Then again:
The science of electricity, which was not yet in existence when he [Bœhme] wrote, is there anticipated [in his writings]; and not only does Bœhme describe all the now known phenomena of that force, but he even gives us the origin, generation, and birth of electricity, itself.
Thus Newton, whose profound mind easily read between the lines, and fathomed the spiritual thought of the great Seer, in its mystic rendering, owes his great discovery to Jacob Bœhme, the nursling of the Genii, Nirmânakâyas who watched over and guided him, of whom the author of the article in question so truly remarks:
Every new scientific discovery goes to prove his profound and intuitive insight into the most secret workings of Nature.
And having discovered gravity, Newton, in order to render possible the action of attraction in space, had, so to speak, to annihilate every physical obstacle capable of impeding its free action; Ether among others, though he had more than a presentiment of its existence.
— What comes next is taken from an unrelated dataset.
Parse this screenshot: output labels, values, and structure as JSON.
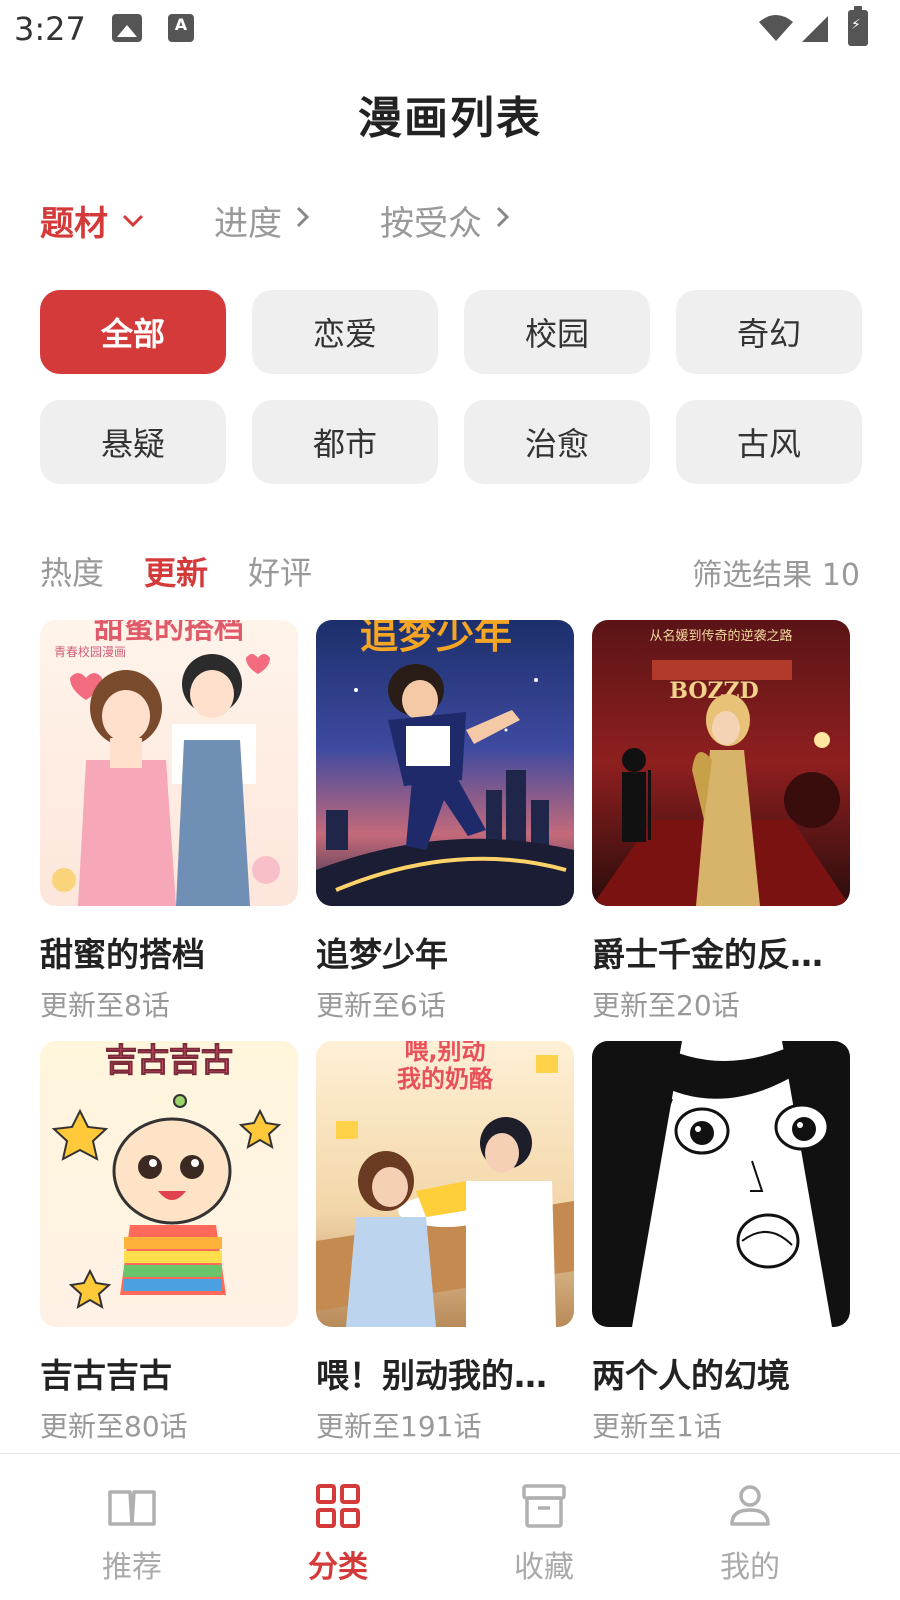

Advocating the corpuscular theory, he made an absolute vacuum between the heavenly bodies. Whatever may have been his suspicions and [pg 537] inner convictions about Ether; however many friends he may have unbosomed himself to—as in the case of his correspondence with Bentley—his teachings never showed that he had any such belief. If he was “persuaded that the power of attraction could not be exerted by matter across a vacuum,”[818] how is it that so late as 1860, French astronomers, Le Couturier, for instance, combated “the disastrous results of the theory of vacuum established by the great man”? Le Couturier says:
Il n'est plus possible aujourd'hui, de soutenir comme Newton, que les corps célestes se mouvent au milieu du vide immense des espaces.... Parmi les conséquences de la théorie du vide établie par Newton, il ne reste plus debout que le mot “attraction.”... Nous voyous venir le jour ou le mot attraction disparaîtra du vocabulaire scientifique.[819]
Professor Winchell writes:
These passages [Letter to Bentley] show what were his views respecting the nature of the interplanetary medium of communication. Though declaring that the heavens “are void of sensible matter,” he elsewhere excepted “perhaps some very thin vapours, steams, and effluvia, arising from the atmospheres of the earth, planets, and comets, and from such an exceedingly rare ethereal medium as we have elsewhere described.”[820]
This only shows that even such great men as Newton have not always the courage of their opinions. Dr. T. S. Hunt
Called attention to some long-neglected passages in Newton's works, from which it appears that a belief in such universal, intercosmical medium gradually took root in his mind.[821]